Although it might seem that a wide variety of fractures types would be different with different fluid flow rates, Pyrak-Nolte said, “Now we have found the single underlying physical principle that explains them all.”

This relationship can be used as a guide for predicting fracture behaviour in models of the subsurface where stresses vary with depth. This relationship also provides a basis for developing remote monitoring of fluid flow among fractures in the Earth’s subsurface.

Another variable that the scientists measured was the stiffness of a fracture, measured with high-frequency waves. Pyrak-Nolte explained that this technology, when paired with the new scaling law, allows for a remote scan of a fracture to reveal the potential fluid flow at a particular site, as well as to monitor potential changes in fluid flow at a site over time.

In order to better understand the research, we have to understand that for hydrologic purposes, a fracture may be viewed as a quasi-two-dimensional network of void spaces through which fluids flow.

Volumetric flow rates are controlled by the size and spatial distribution of the apertures of the void space. On the other hand, the mechanical properties of a fracture are controlled by the asperities, which are the discrete points of contact between the two fracture surfaces.

Apertures and asperities are complementary aspects of the same fracture geometry and each represents an influence network. The connected apertures define a percolation network, whereas the discrete points of contact are connected through the rock matrix as a separate stress network that controls the mechanical deformation of a fracture.

It would appear that the more the asperities – the discrete points between the two fracture surfaces – the more stable (or stiff) the fracture. According to Nolte, it was possible to link the two because both characteristics depended on a shared geometry.

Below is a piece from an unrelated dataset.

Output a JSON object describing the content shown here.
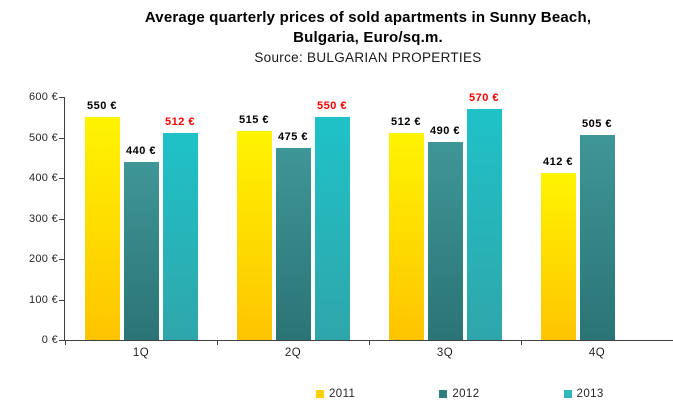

Speaking to The Bakken Magazine, David Nolte said that the research findings have not yet been tested in the field, although the researchers have ran more than 3,600 simulations for each fracture type using Purdue’s Rosen Center for Advanced Computing.

He nevertheless believes that they could be applied to the Bakken and other tight oil shale plays, both for naturally occurring fractures and induced fractures from hydraulic fracturing.